Im Mai hatte die "Bild" von einem "irren Einbürgerungsplan" berichtet. Trotz "Scharia-Ehe" solle es einen deutschen Pass geben. Nun kursiert der Beitrag erneut - und sorgt für Wut in den Netzwerken.
"Ein Leben mit zwei oder drei Ehefrauen? Für die Bundesregierung soll das kein Hindernis sein, Ausländern die deutsche Staatsangehörigkeit zu verleihen. Und das, obwohl die Vielehe in Deutschland eigentlich strafbar ist!" So leitete die "Bild"-Zeitung am 6. Mai einen Beitrag zur Debatte über Einbürgerungen ein.
Die "Bild" berichtete von einem "irren Einbürgerungsplan".
Dem Bericht zufolge hatte sich Bundesjustizministerin Katarina Barley gegen einen entsprechenden Entwurf von Bundesinnenminister Horst Seehofer gestellt, der die Mehrehe bei Einbürgerungen verbieten sollte.
"Später erörtern"
Der ARD-faktenfinder hatte zu diesem Thema ebenfalls am 6. Mai eine Anfrage an das Bundesjustizministerium gestellt, ein Sprecher teilte daraufhin mit:
Im November 2018 hat das Bundesministerium des Innern, für Bau und Heimat (BMI) die Ressortbeteiligung zu einem Dritten Gesetz zur Änderung des Staatsangehörigkeitsgesetzes und anderer Gesetze eingeleitet. Wegen der vom BMI als vorrangig bezeichneten zeitgleichen Behandlung einer Vielzahl anderer Vorhaben - u.a. das 2. Datenaustauschverbesserungsgesetz und das Fachkräfteeinwanderungsgesetz - gab es eine Einigung auf Ministerebene, die Regelungen in dem Entwurf, die nicht im Koalitionsvertrag vorgesehen sind, zurückzustellen und später zu erörtern.

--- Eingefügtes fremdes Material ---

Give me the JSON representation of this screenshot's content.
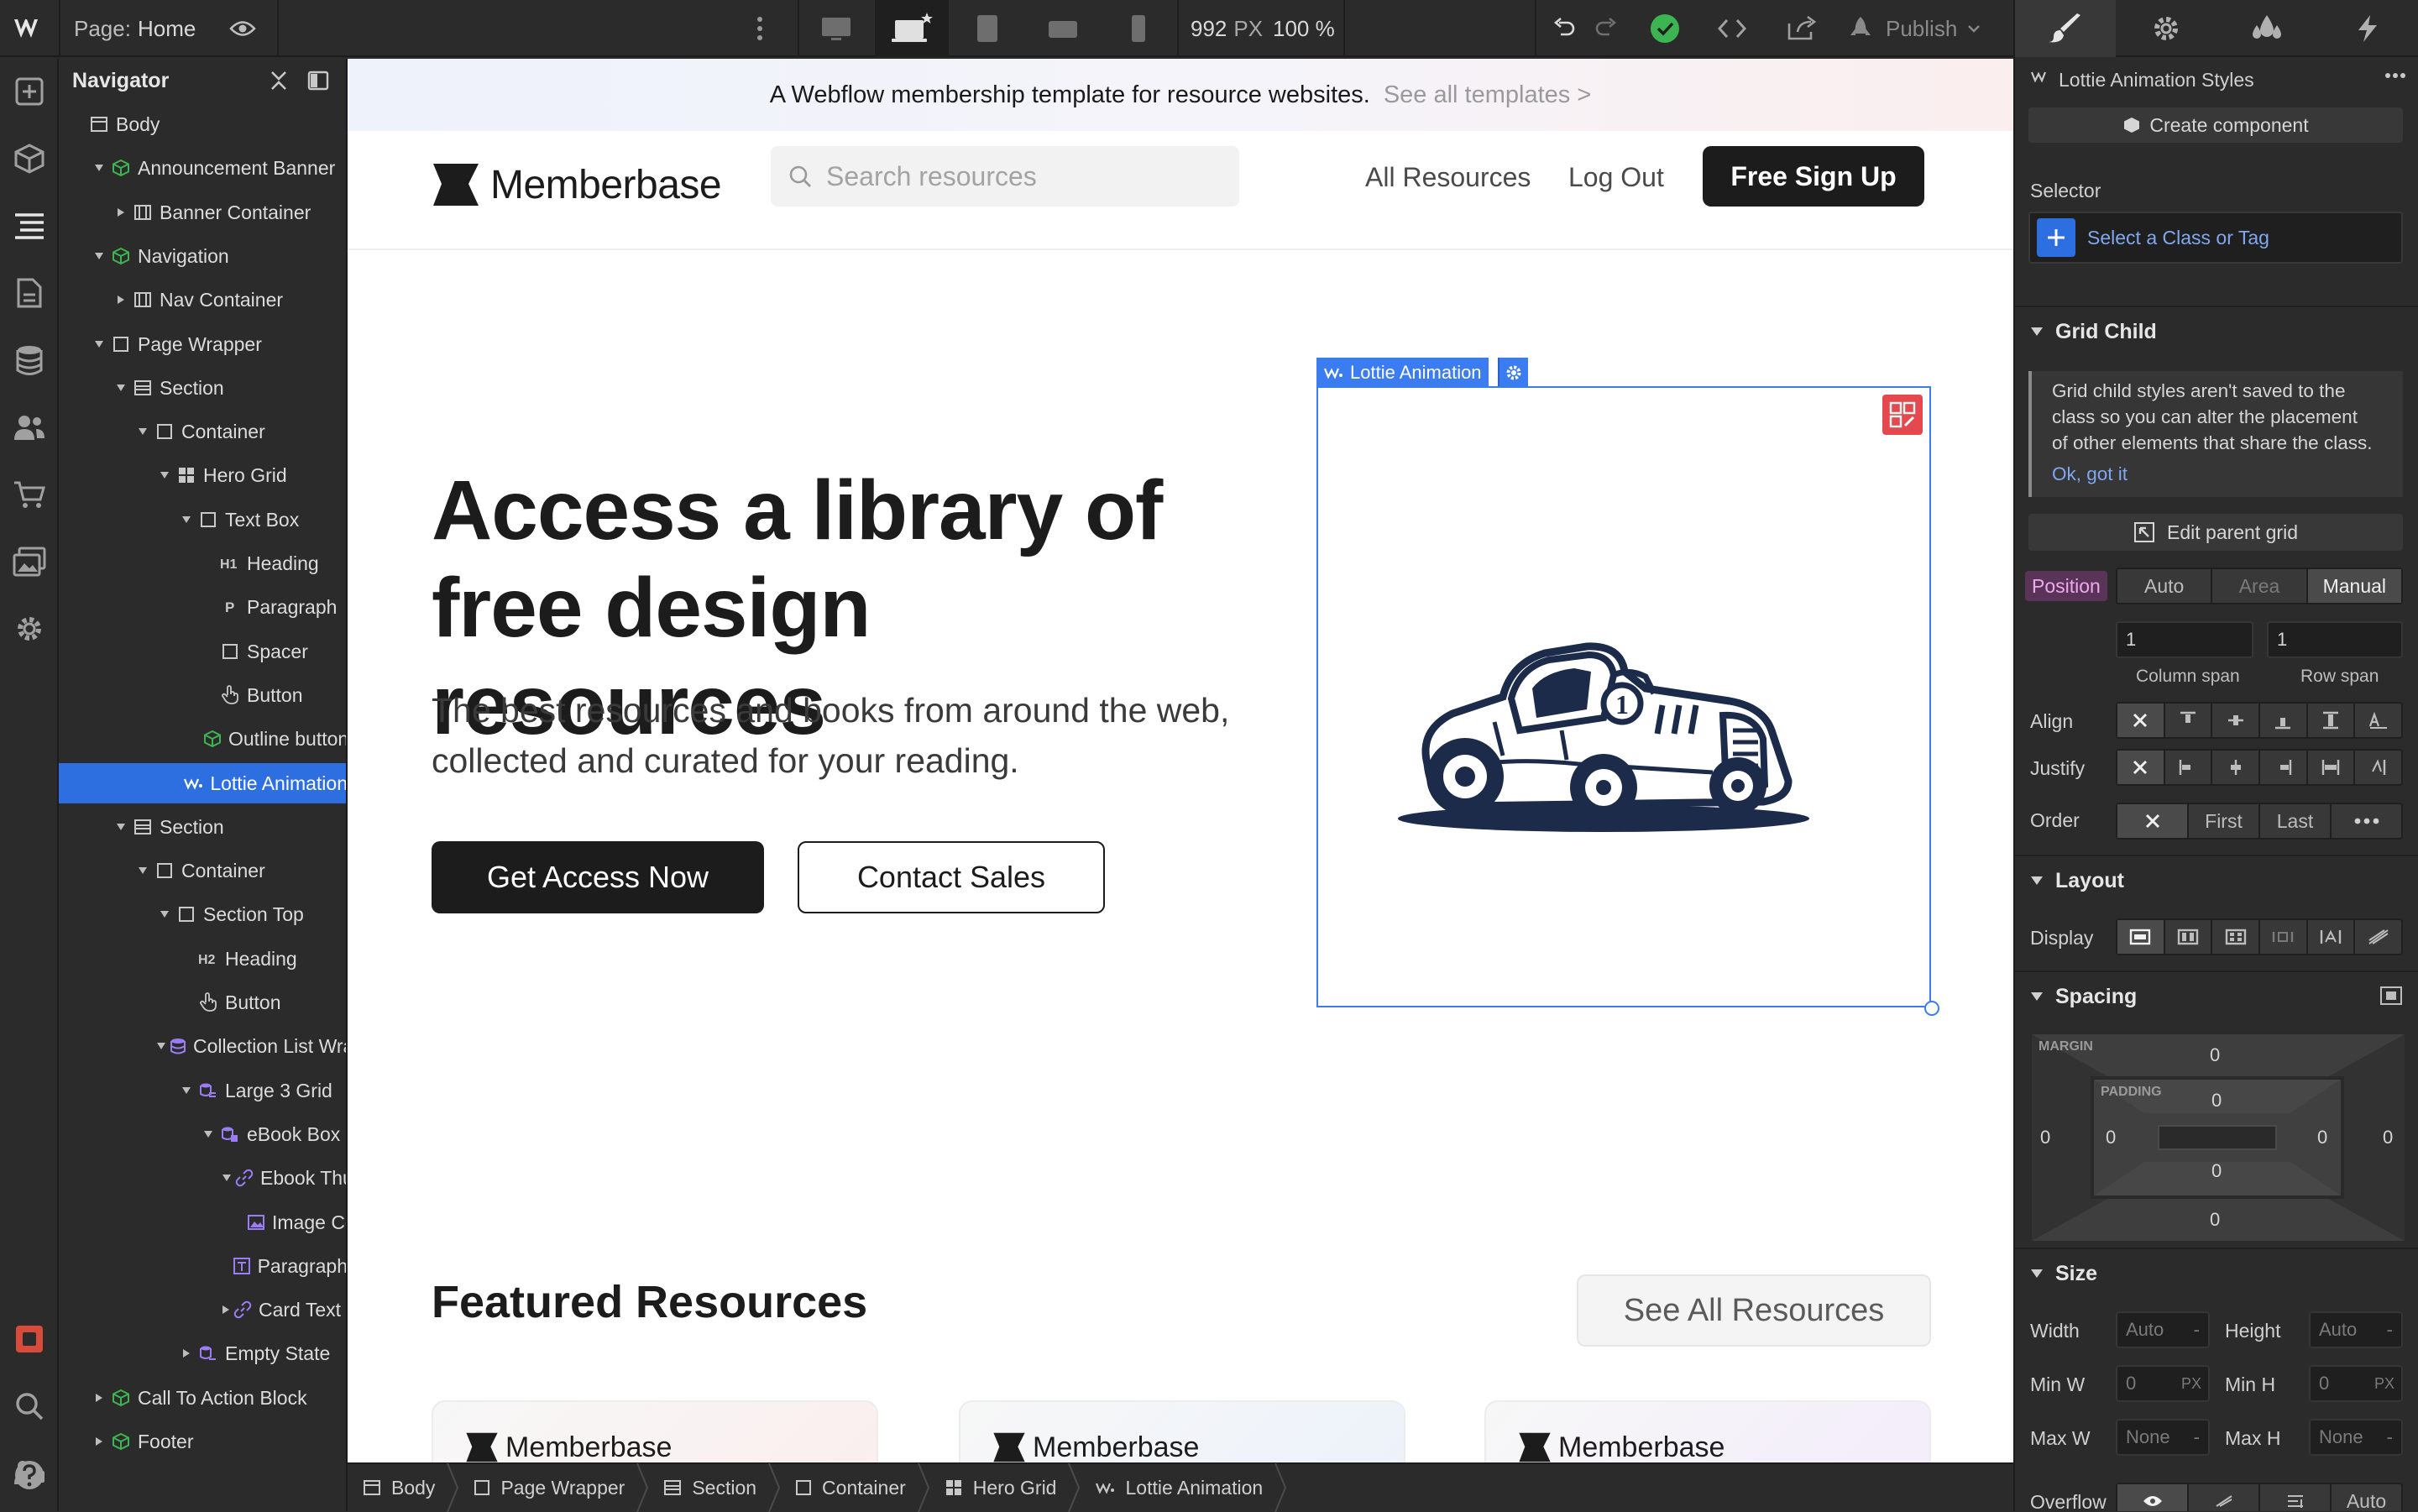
{
  "topbar": {
    "page_prefix": "Page:",
    "page_name": "Home",
    "width_value": "992",
    "width_unit": "PX",
    "zoom": "100 %",
    "publish_label": "Publish"
  },
  "navigator": {
    "title": "Navigator",
    "tree": [
      {
        "label": "Body",
        "icon": "body-icon",
        "level": 0,
        "caret": "none"
      },
      {
        "label": "Announcement Banner",
        "icon": "symbol-icon",
        "level": 1,
        "caret": "open"
      },
      {
        "label": "Banner Container",
        "icon": "container-icon",
        "level": 2,
        "caret": "closed"
      },
      {
        "label": "Navigation",
        "icon": "symbol-icon",
        "level": 1,
        "caret": "open"
      },
      {
        "label": "Nav Container",
        "icon": "container-icon",
        "level": 2,
        "caret": "closed"
      },
      {
        "label": "Page Wrapper",
        "icon": "div-icon",
        "level": 1,
        "caret": "open"
      },
      {
        "label": "Section",
        "icon": "section-icon",
        "level": 2,
        "caret": "open"
      },
      {
        "label": "Container",
        "icon": "div-icon",
        "level": 3,
        "caret": "open"
      },
      {
        "label": "Hero Grid",
        "icon": "grid-icon",
        "level": 4,
        "caret": "open"
      },
      {
        "label": "Text Box",
        "icon": "div-icon",
        "level": 5,
        "caret": "open"
      },
      {
        "label": "Heading",
        "icon": "h1-icon",
        "level": 6,
        "caret": "none"
      },
      {
        "label": "Paragraph",
        "icon": "paragraph-icon",
        "level": 6,
        "caret": "none"
      },
      {
        "label": "Spacer",
        "icon": "div-icon",
        "level": 6,
        "caret": "none"
      },
      {
        "label": "Button",
        "icon": "hand-icon",
        "level": 6,
        "caret": "none"
      },
      {
        "label": "Outline button",
        "icon": "symbol-icon",
        "level": 6,
        "caret": "none"
      },
      {
        "label": "Lottie Animation",
        "icon": "lottie-icon",
        "level": 5,
        "caret": "none",
        "selected": true
      },
      {
        "label": "Section",
        "icon": "section-icon",
        "level": 2,
        "caret": "open"
      },
      {
        "label": "Container",
        "icon": "div-icon",
        "level": 3,
        "caret": "open"
      },
      {
        "label": "Section Top",
        "icon": "div-icon",
        "level": 4,
        "caret": "open"
      },
      {
        "label": "Heading",
        "icon": "h2-icon",
        "level": 5,
        "caret": "none"
      },
      {
        "label": "Button",
        "icon": "hand-icon",
        "level": 5,
        "caret": "none"
      },
      {
        "label": "Collection List Wrap",
        "icon": "collection-icon",
        "level": 4,
        "caret": "open"
      },
      {
        "label": "Large 3 Grid",
        "icon": "collection-list-icon",
        "level": 5,
        "caret": "open"
      },
      {
        "label": "eBook Box",
        "icon": "collection-item-icon",
        "level": 6,
        "caret": "open"
      },
      {
        "label": "Ebook Thu...",
        "icon": "link-icon",
        "level": 7,
        "caret": "open"
      },
      {
        "label": "Image Co...",
        "icon": "image-icon",
        "level": 8,
        "caret": "none"
      },
      {
        "label": "Paragraph",
        "icon": "text-field-icon",
        "level": 7,
        "caret": "none"
      },
      {
        "label": "Card Text Li",
        "icon": "link-icon",
        "level": 7,
        "caret": "closed"
      },
      {
        "label": "Empty State",
        "icon": "empty-state-icon",
        "level": 5,
        "caret": "closed"
      },
      {
        "label": "Call To Action Block",
        "icon": "symbol-icon",
        "level": 1,
        "caret": "closed"
      },
      {
        "label": "Footer",
        "icon": "symbol-icon",
        "level": 1,
        "caret": "closed"
      }
    ]
  },
  "site": {
    "announcement_text": "A Webflow membership template for resource websites.",
    "announcement_link": "See all templates >",
    "brand": "Memberbase",
    "search_placeholder": "Search resources",
    "nav_links": [
      "All Resources",
      "Log Out"
    ],
    "signup_button": "Free Sign Up",
    "hero_heading_line1": "Access a library of",
    "hero_heading_line2": "free design resources",
    "hero_paragraph_line1": "The best resources and books from around the web,",
    "hero_paragraph_line2": "collected and curated for your reading.",
    "primary_cta": "Get Access Now",
    "secondary_cta": "Contact Sales",
    "lottie_badge": "Lottie Animation",
    "car_number": "1",
    "featured_heading": "Featured Resources",
    "see_all_button": "See All Resources",
    "cards": [
      {
        "brand": "Memberbase",
        "tint": "#fbeeee"
      },
      {
        "brand": "Memberbase",
        "tint": "#ecf2fb"
      },
      {
        "brand": "Memberbase",
        "tint": "#f3ecfb"
      }
    ]
  },
  "breadcrumbs": [
    {
      "label": "Body",
      "icon": "body-icon"
    },
    {
      "label": "Page Wrapper",
      "icon": "div-icon"
    },
    {
      "label": "Section",
      "icon": "section-icon"
    },
    {
      "label": "Container",
      "icon": "div-icon"
    },
    {
      "label": "Hero Grid",
      "icon": "grid-icon"
    },
    {
      "label": "Lottie Animation",
      "icon": "lottie-icon"
    }
  ],
  "style_panel": {
    "element_title": "Lottie Animation Styles",
    "create_component": "Create component",
    "selector_label": "Selector",
    "selector_placeholder": "Select a Class or Tag",
    "grid_child": {
      "title": "Grid Child",
      "info_line1": "Grid child styles aren't saved to the",
      "info_line2": "class so you can alter the placement",
      "info_line3": "of other elements that share the class.",
      "info_link": "Ok, got it",
      "edit_parent": "Edit parent grid",
      "position_label": "Position",
      "position_options": [
        "Auto",
        "Area",
        "Manual"
      ],
      "position_selected": "Manual",
      "column_span_value": "1",
      "row_span_value": "1",
      "column_span_label": "Column span",
      "row_span_label": "Row span",
      "align_label": "Align",
      "justify_label": "Justify",
      "order_label": "Order",
      "order_options": [
        "First",
        "Last"
      ]
    },
    "layout": {
      "title": "Layout",
      "display_label": "Display"
    },
    "spacing": {
      "title": "Spacing",
      "margin_label": "MARGIN",
      "padding_label": "PADDING",
      "margin_top": "0",
      "margin_right": "0",
      "margin_bottom": "0",
      "margin_left": "0",
      "padding_top": "0",
      "padding_right": "0",
      "padding_bottom": "0",
      "padding_left": "0"
    },
    "size": {
      "title": "Size",
      "width_label": "Width",
      "width_value": "Auto",
      "height_label": "Height",
      "height_value": "Auto",
      "minw_label": "Min W",
      "minw_value": "0",
      "minw_unit": "PX",
      "minh_label": "Min H",
      "minh_value": "0",
      "minh_unit": "PX",
      "maxw_label": "Max W",
      "maxw_value": "None",
      "maxh_label": "Max H",
      "maxh_value": "None",
      "overflow_label": "Overflow",
      "overflow_auto": "Auto"
    }
  },
  "colors": {
    "accent": "#2d6ee0",
    "success": "#3cb451",
    "lottie_outline": "#3b7cf0",
    "grid_icon_red": "#e5484d",
    "symbol_green": "#3cb451",
    "collection_purple": "#9a7cf5",
    "position_pink": "#e66bd1"
  }
}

Demnach wurden also Vorhaben, die im Koalitionsvertrag festgeschrieben worden waren, zuerst abgearbeitet - nach einer Einigung auf Ministerebene. Von einer Legalisierung von Mehrehen bei Einbürgerungen war allerdings nie die Rede. Barley betonte ebenfalls im Mai:
Wir wollen eine glasklare Regelung schaffen, dass jemand, der mit mehreren Menschen verheiratet ist, nicht die deutsche Staatsangehörigkeit bekommen kann. Mehrehen sind bereits jetzt in Deutschland nicht möglich. Wenn ein bereits verheirateter Ehepartner eine Ehe mit einer weiteren Person schließt, macht er sich strafbar. Ein Verbot der Einbürgerung bei bestehender Mehrehe ist deshalb nur konsequent. Es ist gut, dass sich auch der Bundesrat in einer Stellungnahme dieser Haltung angeschlossen hat. Die Fraktionen im Bundestag haben angekündigt, eine entsprechende Regelung im parlamentarischen Verfahren einzubringen. Das halte ich für den richtigen Weg.

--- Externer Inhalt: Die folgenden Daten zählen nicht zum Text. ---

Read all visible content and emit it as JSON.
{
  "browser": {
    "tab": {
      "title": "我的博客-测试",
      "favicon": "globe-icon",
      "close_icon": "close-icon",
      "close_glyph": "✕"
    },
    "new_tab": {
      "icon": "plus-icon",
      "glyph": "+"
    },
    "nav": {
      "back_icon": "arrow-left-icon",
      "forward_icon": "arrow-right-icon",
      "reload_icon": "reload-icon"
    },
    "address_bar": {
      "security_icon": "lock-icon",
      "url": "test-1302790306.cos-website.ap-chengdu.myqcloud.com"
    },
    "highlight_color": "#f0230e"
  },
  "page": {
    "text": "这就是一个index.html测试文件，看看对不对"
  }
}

Auch die stellvertretende Vorsitzende der SPD-Bundestagsfraktion, Eva Högl, machte deutlich: "Wir werden im Gesetz klarstellen, dass Menschen, die in Mehrehe leben, nicht eingebürgert werden." Das sei unstreitig in der Koalition. "Wir werden im parlamentarischen Verfahren für die zügige Umsetzung sorgen."
Gesetz im Juni verabschiedet
Im Juni verabschiedete der Bundestag dann das Dritte Gesetz zur Änderung des Staatsangehörigkeitsgesetzes, das seit dem 9. August in Kraft ist - inklusive den Regelungen zur Einbürgerung. Demnach sieht das Gesetz als Voraussetzung für die Einbürgerung eines Ausländers unter anderem vor, dass "seine Einordnung in die deutschen Lebensverhältnisse gewährleistet, insbesondere er nicht gleichzeitig mit mehreren Ehegatten verheiratet ist".
Artikel verbreitet sich erneut
Am 20. August veröffentlichte die "Bild" den Artikel aus dem Mai online noch einmal, ein leitender Redakteur teilte den Beitrag auf Twitter. Auch die ehemalige CDU-Politikerin Erika Steinbach verbreitete den "Bild"-Artikel. Hunderte Nutzer reagierten mit Zustimmung oder Retweets.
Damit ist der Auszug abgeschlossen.